What is OpenAI? Things to know about OpenAI
OpenAI is an artificial intelligence research company that offers popular services like ChatGPT. Here’s what you need to know OpenAI.
What is OpenAI?
OpenAI is a leading AI research company with cutting-edge technologies like ChatGPT. The company then switched to a for-profit model (OpenAI LP) in 2019 to secure funding for large-scale AI development. The company’s headquarters is located in San Francisco, California and has played a key role in advancing AI technologies.
OpenAI’s main AI models
OpenAI is famous for its GPT line of AI models. Google introduced the groundbreaking Transformer architecture in 2017, and shortly after, OpenAI launched the GPT-1 model leveraging the Transformer architecture. GPT-1 is trained on 117 million parameters. Next, in 2019, OpenAI launched GPT-2 with 1.5 billion parameters.
By 2020, OpenAI announced GPT-3 and scaled it to 175 billion parameters. It can produce human-like text in many different fields. By 2022, GPT-3.5 was released and it powered the first version of ChatGPT. This became a turning point in AI history.
Following that, in 2023, OpenAI released the even more powerful GPT-4. Then we saw the launch of multimodal GPT-4o, along with OpenAI’s inference models including o1, o3, and o4. Finally, in 2025, OpenAI launched GPT-4.5, GPT-5, and then GPT-5.1. The latest GPT-5 series has integrated both thinking and non-thinking AI models.
OpenAI has also released the powerful ChatGPT Agent, Deep Research AI agent and Shopping Research agent. Besides, OpenAI launched Dall-E in 2021 to generate AI images. The company continues with Dall-E 2 in 2022 and Dall-E 3 in 2023. As for image generation, OpenAI has stopped training Diffusion models and is now using the multimodal capabilities of GPT family models to create AI images.
Regarding video, OpenAI launched Sora in 2024, its first video-from-text model. And finally in 2025, Sora 2 was announced with improved physics simulation and synchronized audio.
How did OpenAI train ChatGPT?
ChatGPT was initially based on just one large language model. It is an AI system trained on large data sets to understand and produce human language. The newest GPT model, GPT-4o, is multimodal, meaning it also understands images, audio, and video.
OpenAI says its large language models (LLMs) use information publicly available on the internet; information that the company licenses from third parties; and data from OpenAI users and trainers. However, the training data is only updated up to a certain date. In the case of the GPT-4o and GPT-4o Mini, that date is October 2023.

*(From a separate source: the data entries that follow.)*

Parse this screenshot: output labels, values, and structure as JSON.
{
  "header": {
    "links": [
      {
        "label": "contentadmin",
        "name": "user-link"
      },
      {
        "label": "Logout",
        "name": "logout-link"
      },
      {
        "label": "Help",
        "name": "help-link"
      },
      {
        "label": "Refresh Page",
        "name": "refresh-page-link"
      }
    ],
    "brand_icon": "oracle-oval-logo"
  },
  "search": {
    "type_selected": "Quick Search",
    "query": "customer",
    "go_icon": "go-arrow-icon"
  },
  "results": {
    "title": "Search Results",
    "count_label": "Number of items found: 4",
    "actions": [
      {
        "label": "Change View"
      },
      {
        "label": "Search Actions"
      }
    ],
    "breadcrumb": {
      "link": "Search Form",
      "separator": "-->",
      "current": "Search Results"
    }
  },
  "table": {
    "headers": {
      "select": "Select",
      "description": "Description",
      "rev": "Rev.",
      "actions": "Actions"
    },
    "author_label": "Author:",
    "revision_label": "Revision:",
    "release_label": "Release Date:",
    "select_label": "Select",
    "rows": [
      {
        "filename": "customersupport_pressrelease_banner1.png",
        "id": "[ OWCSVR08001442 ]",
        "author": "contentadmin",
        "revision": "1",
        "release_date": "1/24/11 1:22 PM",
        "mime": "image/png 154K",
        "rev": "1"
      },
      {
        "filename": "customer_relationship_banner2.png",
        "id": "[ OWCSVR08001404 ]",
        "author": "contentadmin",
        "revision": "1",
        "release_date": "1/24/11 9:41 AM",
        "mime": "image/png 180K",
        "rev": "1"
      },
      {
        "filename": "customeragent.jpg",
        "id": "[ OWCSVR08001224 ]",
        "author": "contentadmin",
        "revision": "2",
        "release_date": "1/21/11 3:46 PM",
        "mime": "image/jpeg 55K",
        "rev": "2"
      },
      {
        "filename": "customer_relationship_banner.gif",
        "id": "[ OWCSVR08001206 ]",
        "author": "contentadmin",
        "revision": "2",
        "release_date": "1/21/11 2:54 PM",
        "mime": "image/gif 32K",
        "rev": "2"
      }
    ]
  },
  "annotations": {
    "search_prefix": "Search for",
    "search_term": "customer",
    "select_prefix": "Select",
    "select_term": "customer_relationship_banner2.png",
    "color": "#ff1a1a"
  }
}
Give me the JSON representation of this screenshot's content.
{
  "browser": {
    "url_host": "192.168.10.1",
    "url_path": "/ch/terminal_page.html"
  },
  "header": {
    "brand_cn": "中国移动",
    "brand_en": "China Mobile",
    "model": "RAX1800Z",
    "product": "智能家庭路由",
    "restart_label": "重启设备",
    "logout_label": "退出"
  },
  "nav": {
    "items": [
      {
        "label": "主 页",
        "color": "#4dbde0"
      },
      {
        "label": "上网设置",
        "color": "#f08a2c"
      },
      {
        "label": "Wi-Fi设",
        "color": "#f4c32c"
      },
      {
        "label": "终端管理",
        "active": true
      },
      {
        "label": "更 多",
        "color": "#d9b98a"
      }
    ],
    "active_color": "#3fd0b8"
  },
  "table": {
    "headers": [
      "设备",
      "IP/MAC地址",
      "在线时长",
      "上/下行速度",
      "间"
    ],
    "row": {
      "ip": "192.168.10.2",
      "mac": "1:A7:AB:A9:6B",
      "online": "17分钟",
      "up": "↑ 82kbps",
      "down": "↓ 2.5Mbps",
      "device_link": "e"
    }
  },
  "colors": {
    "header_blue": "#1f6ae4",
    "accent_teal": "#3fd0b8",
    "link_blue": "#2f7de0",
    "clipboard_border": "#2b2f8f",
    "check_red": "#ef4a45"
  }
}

Furthermore, OpenAI says it filters out data it doesn’t want its models to learn from, such as hate language, adult content, and spam. The information that goes into LLM is called training data, and OpenAI, like other generative AI makers, has not shared exactly what information is in their training data.
The future of OpenAI
OpenAI is continuing its research to achieve its original mission — developing secure artificial general intelligence (AGI). Before that, however, the company seemed more focused on building profitable products for consumers and businesses. Recently, OpenAI acquired IO, an AI hardware startup founded by Jony Ive, Apple’s chief design officer. The company aims to launch an AI device in 2026, but without a screen.
Additionally, critics say OpenAI is no longer available “open” anymore because the company stopped sharing its research with the open source community. They are also prioritizing commercial success over safety and non-profit ideals. While OpenAI remains at the forefront of AI development, the company must not forget its original principle of building safe and beneficial AGI.